Former BARVIDA president Habib Ullah Don said the sector is under pressure due to high tariffs, tighter bank lending conditions, and what he described as discriminatory government policies.

“Reconditioned hybrid and plug-in hybrid vehicles are also fuel-efficient, like EVs. But the government has provided incentives for EVs while excluding us. As a result, government revenue is also declining. We hope this business-friendly government will reconsider its decision in the interest of the trade before the budget is passed,” he said.
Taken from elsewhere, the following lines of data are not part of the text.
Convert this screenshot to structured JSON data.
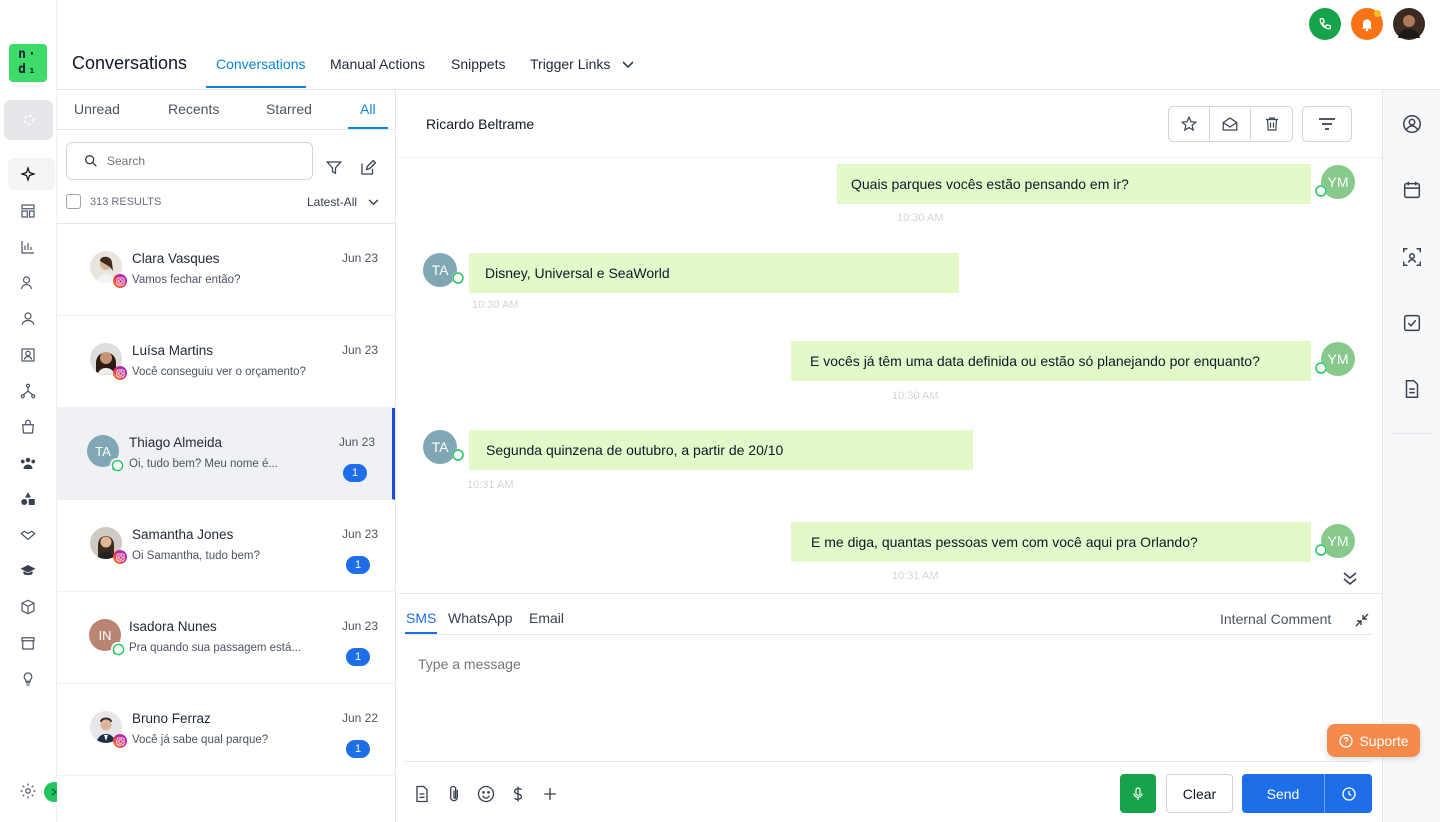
{
  "app": {
    "logo_text": "n·d1"
  },
  "header": {
    "title": "Conversations",
    "tabs": [
      {
        "label": "Conversations",
        "active": true
      },
      {
        "label": "Manual Actions"
      },
      {
        "label": "Snippets"
      },
      {
        "label": "Trigger Links"
      }
    ],
    "notification_color": "#f97316",
    "phone_color": "#16a34a"
  },
  "list": {
    "filter_tabs": [
      "Unread",
      "Recents",
      "Starred",
      "All"
    ],
    "search_placeholder": "Search",
    "results": "313 RESULTS",
    "sort": "Latest-All",
    "conversations": [
      {
        "name": "Clara Vasques",
        "preview": "Vamos fechar então?",
        "date": "Jun 23",
        "channel": "instagram",
        "unread": ""
      },
      {
        "name": "Luísa Martins",
        "preview": "Você conseguiu ver o orçamento?",
        "date": "Jun 23",
        "channel": "instagram",
        "unread": ""
      },
      {
        "name": "Thiago Almeida",
        "initials": "TA",
        "preview": "Oi, tudo bem? Meu nome é...",
        "date": "Jun 23",
        "channel": "whatsapp",
        "unread": "1"
      },
      {
        "name": "Samantha Jones",
        "preview": "Oi Samantha, tudo bem?",
        "date": "Jun 23",
        "channel": "instagram",
        "unread": "1"
      },
      {
        "name": "Isadora Nunes",
        "initials": "IN",
        "preview": "Pra quando sua passagem está...",
        "date": "Jun 23",
        "channel": "whatsapp",
        "unread": "1"
      },
      {
        "name": "Bruno Ferraz",
        "preview": "Você já sabe qual parque?",
        "date": "Jun 22",
        "channel": "instagram",
        "unread": "1"
      }
    ]
  },
  "chat": {
    "contact": "Ricardo Beltrame",
    "messages": [
      {
        "dir": "out",
        "text": "Quais parques vocês estão pensando em ir?",
        "time": "10:30 AM",
        "avatar": "YM"
      },
      {
        "dir": "in",
        "text": "Disney, Universal e SeaWorld",
        "time": "10:30 AM",
        "avatar": "TA"
      },
      {
        "dir": "out",
        "text": "E vocês já têm uma data definida ou estão só planejando por enquanto?",
        "time": "10:30 AM",
        "avatar": "YM"
      },
      {
        "dir": "in",
        "text": "Segunda quinzena de outubro, a partir de 20/10",
        "time": "10:31 AM",
        "avatar": "TA"
      },
      {
        "dir": "out",
        "text": "E me diga, quantas pessoas vem com você aqui pra Orlando?",
        "time": "10:31 AM",
        "avatar": "YM"
      }
    ]
  },
  "composer": {
    "tabs": [
      "SMS",
      "WhatsApp",
      "Email"
    ],
    "internal_comment": "Internal Comment",
    "placeholder": "Type a message",
    "clear": "Clear",
    "send": "Send"
  },
  "support": {
    "label": "Suporte"
  }
}
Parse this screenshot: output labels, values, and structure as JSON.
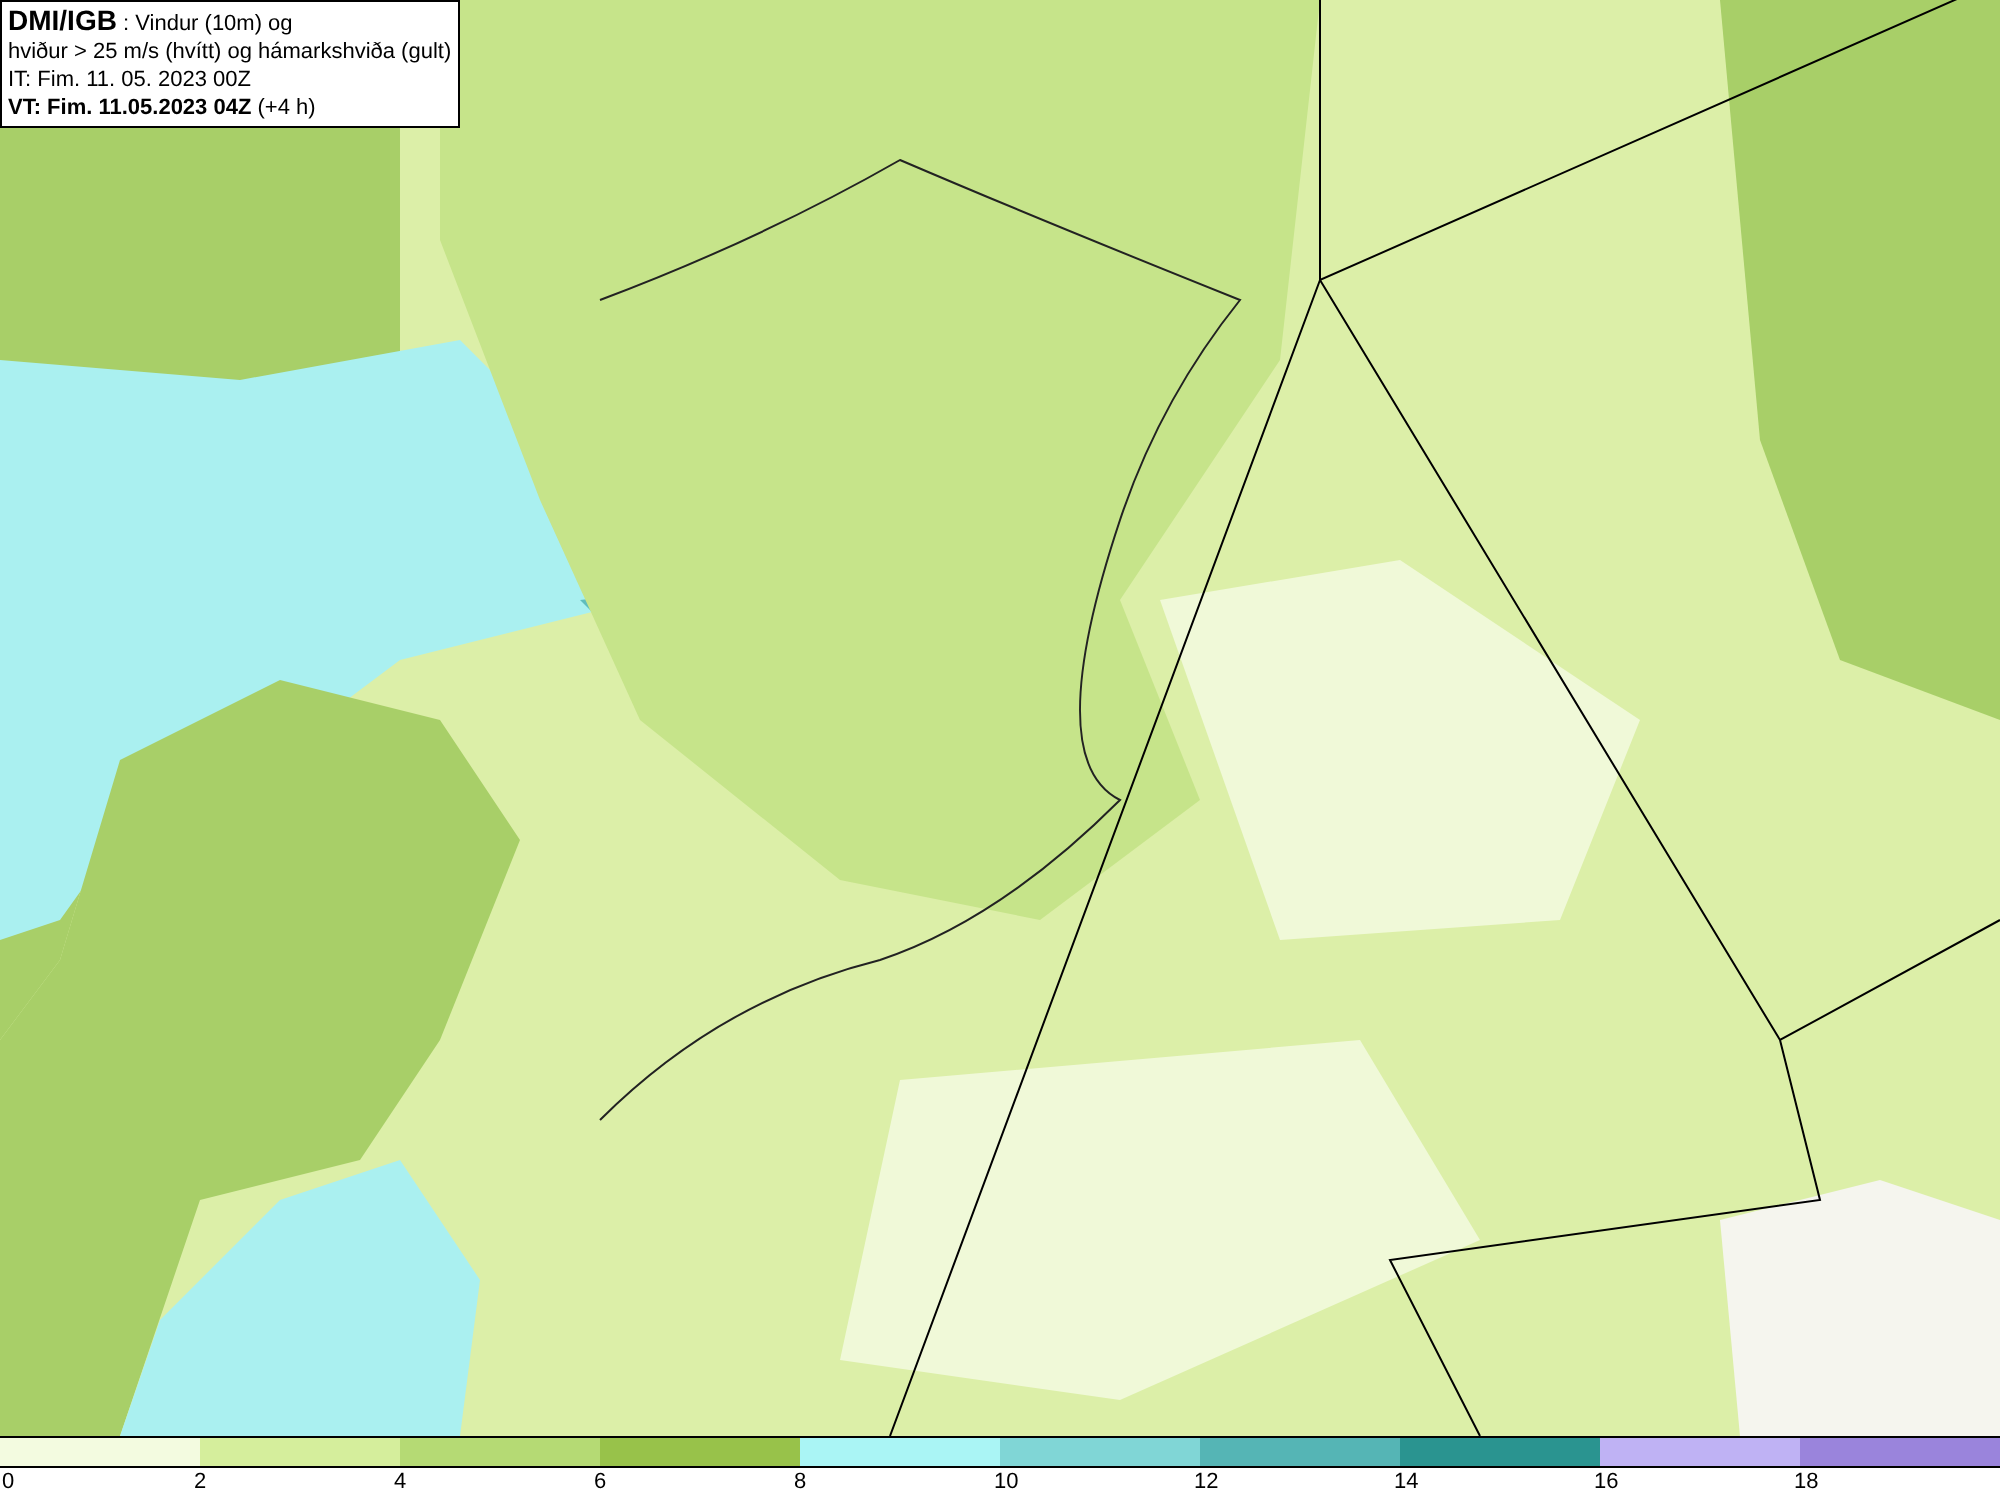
{
  "info_box": {
    "lines": [
      "**DMI/IGB** : Vindur (10m) og",
      "hviður > 25 m/s (hvítt) og hámarkshviða (gult)",
      "IT: Fim. 11. 05. 2023 00Z",
      "**VT: Fim. 11.05.2023 04Z** (+4 h)"
    ]
  },
  "legend": {
    "bins": [
      {
        "color": "#f3fbe0"
      },
      {
        "color": "#d5ee9c"
      },
      {
        "color": "#b5da74"
      },
      {
        "color": "#98c24a"
      },
      {
        "color": "#aaf5f5"
      },
      {
        "color": "#80d6d6"
      },
      {
        "color": "#55b5b5"
      },
      {
        "color": "#2a9490"
      },
      {
        "color": "#bfb2f4"
      },
      {
        "color": "#9a84dc"
      }
    ],
    "ticks": [
      "0",
      "2",
      "4",
      "6",
      "8",
      "10",
      "12",
      "14",
      "16",
      "18"
    ]
  }
}
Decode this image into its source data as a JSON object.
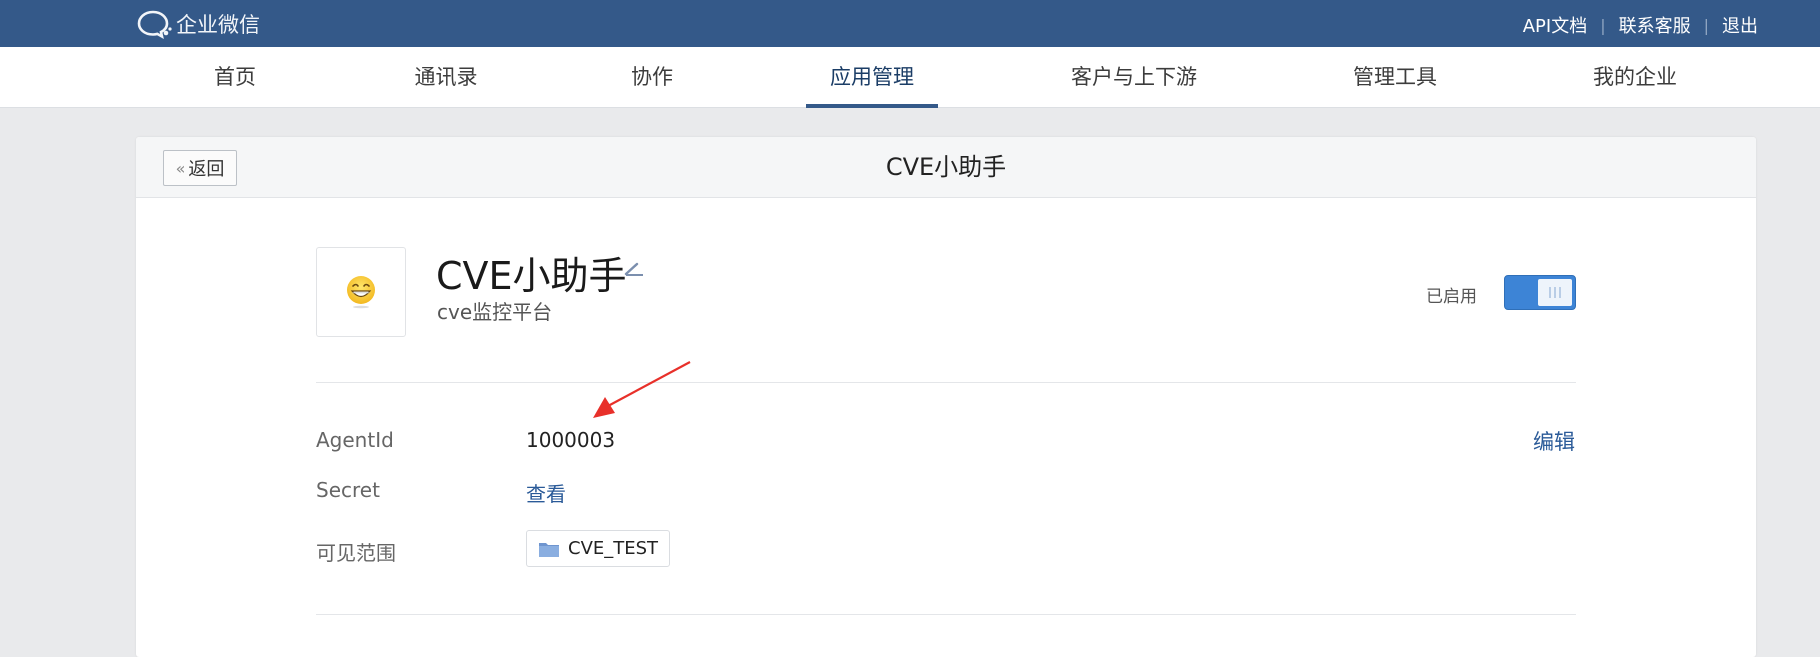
{
  "topbar": {
    "logo_text": "企业微信",
    "links": [
      "API文档",
      "联系客服",
      "退出"
    ],
    "separator": "|"
  },
  "nav": {
    "items": [
      "首页",
      "通讯录",
      "协作",
      "应用管理",
      "客户与上下游",
      "管理工具",
      "我的企业"
    ],
    "active": "应用管理"
  },
  "header": {
    "back_label": "返回",
    "title": "CVE小助手"
  },
  "app": {
    "icon": "grinning-face-icon",
    "icon_glyph": "😁",
    "name": "CVE小助手",
    "description": "cve监控平台",
    "status_label": "已启用",
    "enabled": true
  },
  "details": {
    "agentid_label": "AgentId",
    "agentid_value": "1000003",
    "edit_label": "编辑",
    "secret_label": "Secret",
    "secret_link": "查看",
    "scope_label": "可见范围",
    "scope_value": "CVE_TEST"
  },
  "colors": {
    "topbar": "#345989",
    "accent": "#3d84d6",
    "link": "#2a5a98",
    "annotation_arrow": "#e8302a"
  }
}
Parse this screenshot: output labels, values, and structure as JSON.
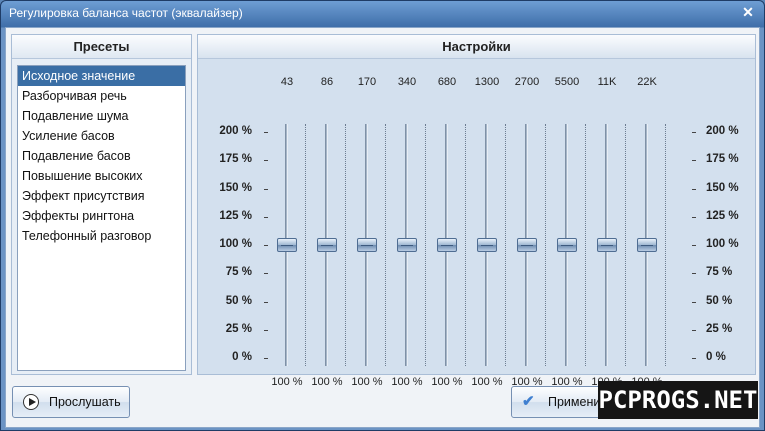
{
  "window": {
    "title": "Регулировка баланса частот (эквалайзер)",
    "close_glyph": "✕"
  },
  "presets": {
    "header": "Пресеты",
    "items": [
      {
        "label": "Исходное значение",
        "selected": true
      },
      {
        "label": "Разборчивая речь"
      },
      {
        "label": "Подавление шума"
      },
      {
        "label": "Усиление басов"
      },
      {
        "label": "Подавление басов"
      },
      {
        "label": "Повышение высоких"
      },
      {
        "label": "Эффект присутствия"
      },
      {
        "label": "Эффекты рингтона"
      },
      {
        "label": "Телефонный разговор"
      }
    ]
  },
  "settings": {
    "header": "Настройки",
    "scale": [
      "200 %",
      "175 %",
      "150 %",
      "125 %",
      "100 %",
      "75 %",
      "50 %",
      "25 %",
      "0 %"
    ],
    "bands": [
      {
        "freq": "43",
        "value": "100 %",
        "level": 100
      },
      {
        "freq": "86",
        "value": "100 %",
        "level": 100
      },
      {
        "freq": "170",
        "value": "100 %",
        "level": 100
      },
      {
        "freq": "340",
        "value": "100 %",
        "level": 100
      },
      {
        "freq": "680",
        "value": "100 %",
        "level": 100
      },
      {
        "freq": "1300",
        "value": "100 %",
        "level": 100
      },
      {
        "freq": "2700",
        "value": "100 %",
        "level": 100
      },
      {
        "freq": "5500",
        "value": "100 %",
        "level": 100
      },
      {
        "freq": "11K",
        "value": "100 %",
        "level": 100
      },
      {
        "freq": "22K",
        "value": "100 %",
        "level": 100
      }
    ]
  },
  "buttons": {
    "listen": "Прослушать",
    "apply": "Применить"
  },
  "watermark": "PCPROGS.NET",
  "colors": {
    "titlebar": "#3f6ea9",
    "selection": "#3a6ea5",
    "panel_bg": "#d3e0ee"
  }
}
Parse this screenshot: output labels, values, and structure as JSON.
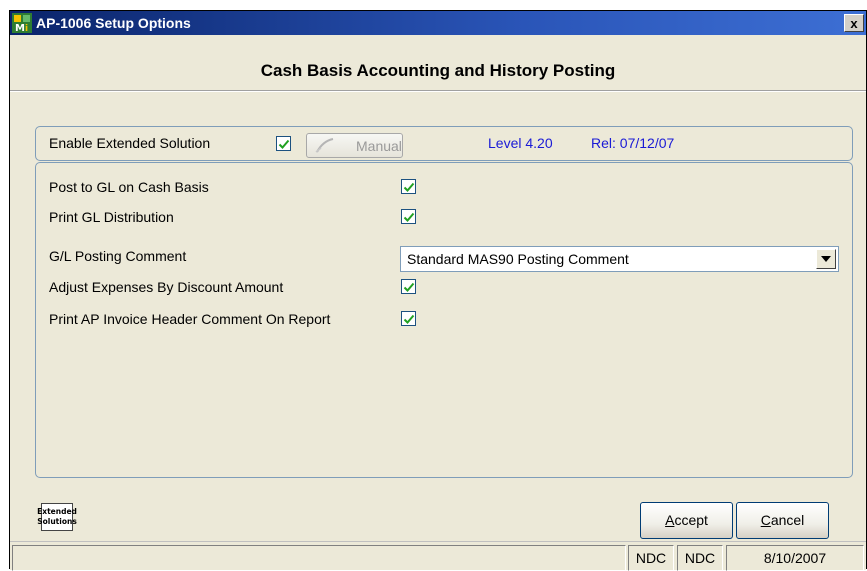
{
  "window": {
    "title": "AP-1006 Setup Options",
    "close_label": "x"
  },
  "heading": "Cash Basis Accounting and History Posting",
  "enable": {
    "label": "Enable Extended Solution",
    "checked": true,
    "manual_label": "Manual",
    "level": "Level 4.20",
    "release": "Rel: 07/12/07"
  },
  "options": [
    {
      "label": "Post to GL on Cash Basis",
      "checked": true
    },
    {
      "label": "Print GL Distribution",
      "checked": true
    },
    {
      "label": "G/L Posting Comment",
      "value": "Standard MAS90 Posting Comment"
    },
    {
      "label": "Adjust Expenses By Discount Amount",
      "checked": true
    },
    {
      "label": "Print AP Invoice Header Comment On Report",
      "checked": true
    }
  ],
  "logo": {
    "line1": "Extended",
    "line2": "Solutions"
  },
  "buttons": {
    "accept_first": "A",
    "accept_rest": "ccept",
    "cancel_first": "C",
    "cancel_rest": "ancel"
  },
  "status": {
    "field1": "",
    "company": "NDC",
    "user": "NDC",
    "date": "8/10/2007"
  },
  "colors": {
    "level_text": "#1a1ad6",
    "check_mark": "#21a121",
    "title_bar": "#0a246a"
  }
}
However, current electric vehicles available in Bangladesh are priced above Tk 6 million, limiting buyers mostly to those in the Toyota Harrier category. EV options suitable for buyers of Toyota Axio, Premio, or Allion have yet to enter the market. While a Toyota Yaris sedan costs around Tk 6 million, a brand-new BYD Seal 5 from China is priced at Tk 3.9 million, offering significantly lower prices. BYD is also preparing to launch a model priced at around Tk 2.5 million to compete with the Toyota Aqua, which is expected to gain popularity once introduced.

Around five Bangladeshi industrial groups are now importing Chinese passenger car brands to capture the Japanese-dominated market. CG Runner Group is importing BYD, Rencon Motors is bringing in MG, H Autos is importing Haval and Great Wall, while Asian Motorspex is bringing Chery and Omoda. Among these, BYD and MG have gained the most popularity.

A report by Japan’s leading financial newspaper Nikkei Asia said China has overtaken Japan in the global automobile market. In 2025, Chinese automakers sold a record 27 million vehicles, while Japan’s sales slipped to 25 million.

Of the total vehicles produced in China in 2025, about 74 percent, roughly 20.1 million units, were sold in the domestic market, while the remaining 26 percent were exported.

According to the China Passenger Car Association, the top five destinations for exported electric vehicles were Belgium, the United Kingdom, Mexico, Brazil, and Thailand. In 2025, China exported 284,000 EVs to Belgium, 231,000 to the UK, 221,000 to Mexico, 200,000 to Brazil, and 151,000 to Thailand.